レグルスお兄様は、私の頭を優しく撫でた。
「私がお兄様とペアになるなら、まさかレオンはユリウス王子と?」
レオンは「別にそんなこといいんだよ」とぶっきらぼうに言った。
何だか、来て早々に言うべきじゃなかったのかもしれないわ。
いろんな方面で気まずい思いをさせてしまっているのかも。
「それよりも言えたんだな」
「ええ」
私はさも簡単に出来たようにレオンに頷く。
「頑張ったな」
急に笑顔で褒められて、私はドギマギしてしまう。
ノアも褒めてくれるかしら。
私は雲一つ無い青空を見上げた。
そこに強い北風が吹いて皆は髪を抑えたり目に砂が入らぬ様に手で覆ったりしていたけれど、何故か私の前ではそよ風のように優しく過ぎて行った。
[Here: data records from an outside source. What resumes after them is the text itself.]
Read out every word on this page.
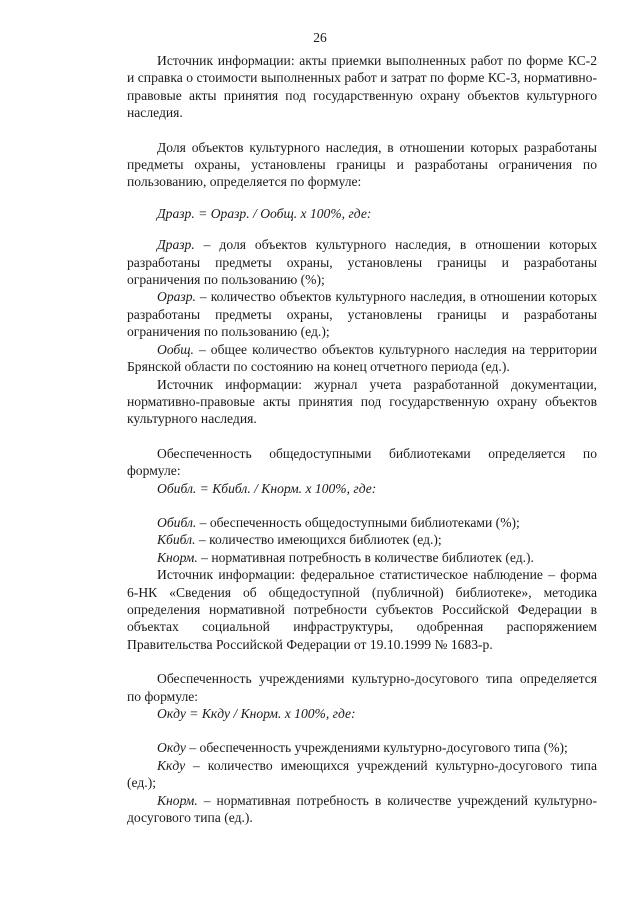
26

Источник информации: акты приемки выполненных работ по форме КС-2 и справка о стоимости выполненных работ и затрат по форме КС-3, нормативно-правовые акты принятия под государственную охрану объектов культурного наследия.

Доля объектов культурного наследия, в отношении которых разработаны предметы охраны, установлены границы и разработаны ограничения по пользованию, определяется по формуле:

Дразр. = Оразр. / Ообщ. х 100%, где:

Дразр. – доля объектов культурного наследия, в отношении которых разработаны предметы охраны, установлены границы и разработаны ограничения по пользованию (%);

Оразр. – количество объектов культурного наследия, в отношении которых разработаны предметы охраны, установлены границы и разработаны ограничения по пользованию (ед.);

Ообщ. – общее количество объектов культурного наследия на территории Брянской области по состоянию на конец отчетного периода (ед.).

Источник информации: журнал учета разработанной документации, нормативно-правовые акты принятия под государственную охрану объектов культурного наследия.

Обеспеченность общедоступными библиотеками определяется по формуле:

Обибл. = Кбибл. / Кнорм. х 100%, где:

Обибл. – обеспеченность общедоступными библиотеками (%);

Кбибл. – количество имеющихся библиотек (ед.);

Кнорм. – нормативная потребность в количестве библиотек (ед.).

Источник информации: федеральное статистическое наблюдение – форма 6-НК «Сведения об общедоступной (публичной) библиотеке», методика определения нормативной потребности субъектов Российской Федерации в объектах социальной инфраструктуры, одобренная распоряжением Правительства Российской Федерации от 19.10.1999 № 1683-р.

Обеспеченность учреждениями культурно-досугового типа определяется по формуле:

Окду = Ккду / Кнорм. х 100%, где:

Окду – обеспеченность учреждениями культурно-досугового типа (%);

Ккду – количество имеющихся учреждений культурно-досугового типа (ед.);

Кнорм. – нормативная потребность в количестве учреждений культурно-досугового типа (ед.).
まるで私を守るかのように優しい風が包んでいったようだった。
「ハーブの香り・・・」
私はもしかして、と草むらに目を凝らすと。
やっぱりキラリと輝く一点があった。
しゃがんで草をどかす。
昨日と同じサファイアのようにキラキラ輝く青い小さなワニがそこにいた。
「いやぁーっ!虫っ!」
虫嫌いのミアプラお姉様が悲鳴をあげる。
悲鳴につられて、炎の魔術を放とうとするレグルスお兄様。
私は慌ててワニを掴みポケットに入れた。
「虫なんてどこにもいませんわ。落ち着いてミアプラお姉様」
「え?あ。だって、トカゲのような何かがいたわよね」
私にはワニに見えたけれど。
ミアプラお姉様にはトカゲに見えたのね。
でもこんなに小さいワニはいないからトカゲなのかしら。
サファイアの様に輝くトカゲなんて聞いたことないけれど。
まぁそれを言うならそんなワニも聞いたことが無いけれど。
「レグルスお兄様。ミアプラお姉様の虫嫌いにいちいち対応していたら火事になってしまいます。二人とも落ち着いて」
「ごめんなさい。はしたない声をあげてしまって」
「咄嗟に駆除しようとしてしまった。火が他についたならすぐに水魔法を放つつもりだったんだよ」
「えぇ、えぇ」
危うくこの珍しいワニが焼滅するところだったわ。
ポケットのワニを出して観察をしたいけれど、ミアプラお姉様と別れてからじゃないとまずいわね。
それにしてもなんて爽やかなハーブの香りなのかしら。
ポケットに入れているからか、ハーブの香りが消えないわ。
プロキオンが私の足元をぐるぐるまわった。
この匂いが気になるようね。
私はポケットを片手で抑え、もう片手でプロキオンを抱き上げた。